Frumkin also skewered Garrido’s contention that the city’s Health Stabilization Fund is broke and necessitates retirees be pushed into a profit-driven Medicare Advantage plan.
“Henry has another lie,” Frumkin continued. “He says our refusal to go into this managed care denial system is the reason the Health Stabilization Fund is broke. Well, that’s another big lie. The reason is that Garrido and others in the Municipal Labor Committee raided that Stabilization Fund to use that money for purposes that was not intended. They wasted that money and now that Stabilization Fund is depleted.”
There’s an answer to to that, Frumkin added.
“Make the city put money into the Stabilization Fund,” he said. “That’s what a union does—you fight. Henry got AFSCME to attack the Retiree Association. Henry should be fighting against the City of New York. That’s what we expect of a labor leader. But guess what? Henry does not deserve that title. He is not a labor leader.”
Breast cancer survivor Merritt Claude spent more than 30 years working for the Administration for Children Services, and was a longtime District Council 37 delegate.
For her, the ongoing privatization and Medicare Advantage push in New York City is threatening to “sabotage” the entire American labor movement.

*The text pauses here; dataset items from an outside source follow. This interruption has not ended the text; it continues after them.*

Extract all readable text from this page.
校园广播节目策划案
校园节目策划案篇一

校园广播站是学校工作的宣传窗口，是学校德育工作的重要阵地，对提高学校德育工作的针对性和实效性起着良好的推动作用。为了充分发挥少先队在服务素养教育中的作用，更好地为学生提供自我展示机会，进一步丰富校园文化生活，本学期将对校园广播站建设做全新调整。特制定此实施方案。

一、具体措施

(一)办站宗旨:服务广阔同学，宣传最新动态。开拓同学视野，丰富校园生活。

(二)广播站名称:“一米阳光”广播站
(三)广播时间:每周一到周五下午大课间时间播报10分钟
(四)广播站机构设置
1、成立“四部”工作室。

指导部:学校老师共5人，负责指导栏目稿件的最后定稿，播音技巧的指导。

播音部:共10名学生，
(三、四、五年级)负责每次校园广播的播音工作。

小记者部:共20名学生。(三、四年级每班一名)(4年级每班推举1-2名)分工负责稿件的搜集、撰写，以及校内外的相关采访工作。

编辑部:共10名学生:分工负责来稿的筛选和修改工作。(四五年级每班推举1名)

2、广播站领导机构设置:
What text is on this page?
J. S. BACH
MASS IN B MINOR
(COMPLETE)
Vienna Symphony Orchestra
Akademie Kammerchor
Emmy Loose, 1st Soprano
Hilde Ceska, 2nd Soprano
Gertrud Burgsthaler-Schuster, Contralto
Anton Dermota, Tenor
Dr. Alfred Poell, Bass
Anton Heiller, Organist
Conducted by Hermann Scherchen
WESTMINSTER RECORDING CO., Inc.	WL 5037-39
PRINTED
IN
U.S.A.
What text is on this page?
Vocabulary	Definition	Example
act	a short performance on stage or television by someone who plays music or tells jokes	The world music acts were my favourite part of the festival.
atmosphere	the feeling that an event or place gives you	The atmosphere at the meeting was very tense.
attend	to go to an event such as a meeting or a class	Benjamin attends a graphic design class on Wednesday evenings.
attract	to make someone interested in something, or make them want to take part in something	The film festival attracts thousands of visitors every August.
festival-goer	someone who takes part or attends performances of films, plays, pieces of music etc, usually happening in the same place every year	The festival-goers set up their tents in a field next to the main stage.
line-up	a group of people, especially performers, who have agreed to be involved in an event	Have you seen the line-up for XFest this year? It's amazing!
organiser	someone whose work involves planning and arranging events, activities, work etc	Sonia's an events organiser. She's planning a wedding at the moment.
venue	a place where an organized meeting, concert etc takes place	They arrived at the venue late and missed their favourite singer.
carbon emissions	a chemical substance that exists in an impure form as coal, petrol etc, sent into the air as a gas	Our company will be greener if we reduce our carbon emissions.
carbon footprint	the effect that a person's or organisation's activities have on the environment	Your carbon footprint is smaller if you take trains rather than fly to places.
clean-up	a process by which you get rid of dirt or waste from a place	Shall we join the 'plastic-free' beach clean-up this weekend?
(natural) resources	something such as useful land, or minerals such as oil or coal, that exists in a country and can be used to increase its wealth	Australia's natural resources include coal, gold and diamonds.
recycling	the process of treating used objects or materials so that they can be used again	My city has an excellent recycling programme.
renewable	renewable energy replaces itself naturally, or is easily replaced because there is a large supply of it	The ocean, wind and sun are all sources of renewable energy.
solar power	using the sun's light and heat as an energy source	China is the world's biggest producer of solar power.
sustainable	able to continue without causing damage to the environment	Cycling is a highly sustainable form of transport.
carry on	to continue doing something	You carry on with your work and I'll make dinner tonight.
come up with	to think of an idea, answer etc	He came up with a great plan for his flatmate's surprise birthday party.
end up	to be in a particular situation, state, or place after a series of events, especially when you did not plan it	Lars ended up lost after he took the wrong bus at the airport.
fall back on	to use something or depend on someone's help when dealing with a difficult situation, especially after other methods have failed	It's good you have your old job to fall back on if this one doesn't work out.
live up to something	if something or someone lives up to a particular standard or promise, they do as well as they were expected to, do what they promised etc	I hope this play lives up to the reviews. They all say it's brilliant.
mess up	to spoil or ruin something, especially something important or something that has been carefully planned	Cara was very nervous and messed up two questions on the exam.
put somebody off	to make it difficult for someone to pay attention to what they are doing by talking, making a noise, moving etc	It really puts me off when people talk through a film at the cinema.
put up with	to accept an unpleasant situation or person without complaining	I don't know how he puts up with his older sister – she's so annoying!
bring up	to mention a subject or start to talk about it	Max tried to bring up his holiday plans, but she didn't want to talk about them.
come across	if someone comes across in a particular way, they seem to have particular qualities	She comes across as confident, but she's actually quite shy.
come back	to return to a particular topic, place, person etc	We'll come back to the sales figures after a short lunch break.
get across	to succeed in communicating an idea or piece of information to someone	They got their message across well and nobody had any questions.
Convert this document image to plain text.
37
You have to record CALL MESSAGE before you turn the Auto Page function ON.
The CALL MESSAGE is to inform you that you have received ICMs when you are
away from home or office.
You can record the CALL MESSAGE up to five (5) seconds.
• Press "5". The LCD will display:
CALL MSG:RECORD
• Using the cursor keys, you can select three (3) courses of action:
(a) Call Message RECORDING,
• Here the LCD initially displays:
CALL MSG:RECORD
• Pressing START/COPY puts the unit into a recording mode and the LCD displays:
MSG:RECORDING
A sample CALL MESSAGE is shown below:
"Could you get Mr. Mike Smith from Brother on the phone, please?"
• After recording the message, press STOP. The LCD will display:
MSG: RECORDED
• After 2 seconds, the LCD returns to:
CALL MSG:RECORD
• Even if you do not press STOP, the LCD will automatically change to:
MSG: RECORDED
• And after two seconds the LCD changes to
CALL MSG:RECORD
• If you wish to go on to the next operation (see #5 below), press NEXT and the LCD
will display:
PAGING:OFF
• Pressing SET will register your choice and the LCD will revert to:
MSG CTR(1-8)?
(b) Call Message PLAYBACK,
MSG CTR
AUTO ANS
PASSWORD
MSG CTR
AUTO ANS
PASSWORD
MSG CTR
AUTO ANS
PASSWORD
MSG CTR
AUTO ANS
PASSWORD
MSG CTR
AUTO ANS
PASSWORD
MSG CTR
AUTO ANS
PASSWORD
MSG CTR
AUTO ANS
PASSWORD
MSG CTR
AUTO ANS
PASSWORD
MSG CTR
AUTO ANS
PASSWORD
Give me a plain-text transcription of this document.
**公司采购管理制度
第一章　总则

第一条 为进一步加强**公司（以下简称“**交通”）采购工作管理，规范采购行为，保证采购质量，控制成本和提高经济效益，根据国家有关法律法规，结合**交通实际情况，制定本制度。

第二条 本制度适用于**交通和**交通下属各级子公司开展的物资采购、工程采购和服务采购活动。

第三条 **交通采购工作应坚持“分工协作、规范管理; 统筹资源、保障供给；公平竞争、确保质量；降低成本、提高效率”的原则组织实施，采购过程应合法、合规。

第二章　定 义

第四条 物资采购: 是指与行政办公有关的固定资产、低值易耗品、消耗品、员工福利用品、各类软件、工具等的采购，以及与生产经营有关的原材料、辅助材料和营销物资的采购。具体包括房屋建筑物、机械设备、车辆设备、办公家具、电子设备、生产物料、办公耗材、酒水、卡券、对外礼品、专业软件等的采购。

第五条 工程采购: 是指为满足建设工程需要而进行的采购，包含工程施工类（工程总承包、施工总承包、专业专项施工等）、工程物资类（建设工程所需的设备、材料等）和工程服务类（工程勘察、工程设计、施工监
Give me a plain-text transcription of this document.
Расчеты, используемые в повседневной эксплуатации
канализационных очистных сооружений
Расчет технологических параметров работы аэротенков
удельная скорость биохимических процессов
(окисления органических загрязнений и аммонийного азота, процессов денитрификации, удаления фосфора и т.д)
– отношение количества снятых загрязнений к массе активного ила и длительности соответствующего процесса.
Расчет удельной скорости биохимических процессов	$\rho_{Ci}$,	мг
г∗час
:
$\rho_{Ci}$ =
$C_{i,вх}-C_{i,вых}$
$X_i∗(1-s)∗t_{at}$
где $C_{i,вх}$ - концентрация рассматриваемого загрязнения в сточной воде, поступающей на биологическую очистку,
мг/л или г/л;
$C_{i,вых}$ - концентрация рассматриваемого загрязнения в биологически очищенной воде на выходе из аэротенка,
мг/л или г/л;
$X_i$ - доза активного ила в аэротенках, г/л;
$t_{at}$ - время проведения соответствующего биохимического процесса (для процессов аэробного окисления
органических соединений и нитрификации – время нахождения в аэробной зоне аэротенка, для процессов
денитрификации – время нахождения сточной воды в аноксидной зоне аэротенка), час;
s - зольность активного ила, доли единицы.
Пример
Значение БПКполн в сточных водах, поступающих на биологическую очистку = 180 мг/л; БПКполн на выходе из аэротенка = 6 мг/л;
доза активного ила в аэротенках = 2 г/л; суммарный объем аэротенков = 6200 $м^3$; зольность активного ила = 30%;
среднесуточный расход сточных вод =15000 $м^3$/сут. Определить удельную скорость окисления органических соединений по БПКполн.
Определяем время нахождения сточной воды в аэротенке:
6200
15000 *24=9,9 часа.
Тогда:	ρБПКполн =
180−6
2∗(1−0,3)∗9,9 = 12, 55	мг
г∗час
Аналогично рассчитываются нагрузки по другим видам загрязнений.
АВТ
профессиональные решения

“And it basically shows corruption,” the nearly 78-year-old told Work-Bites. “Because they need the money from the [Health Stabilization Fund], which they aren't supposed to do, and they're taking that money and using it to pay current workers’ raises. That's immoral. Not only immoral, but illegal. And on top of that, they’re not allowed to say that they're bargaining for us. They can't bargain on behalf of the retirees. We're not actual workers.”
Mayoral candidate Jim Walden and City Council candidate Edafe Okporo, as well as sitting City Council Member Kristy Marmorato [R-District 13] all rallied alongside retirees and expressed full-throated support for their fight against privatization.
Council Member Marte, meanwhile, says Monday’s meeting at District Council 37 was a “good opportunity to hear the union’s “perspective on retiree healthcare, and to engage in a real conversation about with my Council colleagues.”
“Now that I have a full understanding of DC37's position, I look forward to hosting my own briefing for Council Members, with retirees present, so my colleagues can learn why DC37's arguments regarding the stabilization fund are incomplete, and why forcing retirees onto an objectively harmful Medicare Advantage plan is not the solution to fix the stabilization fund,” he told Work-Bites in an email on Tuesday.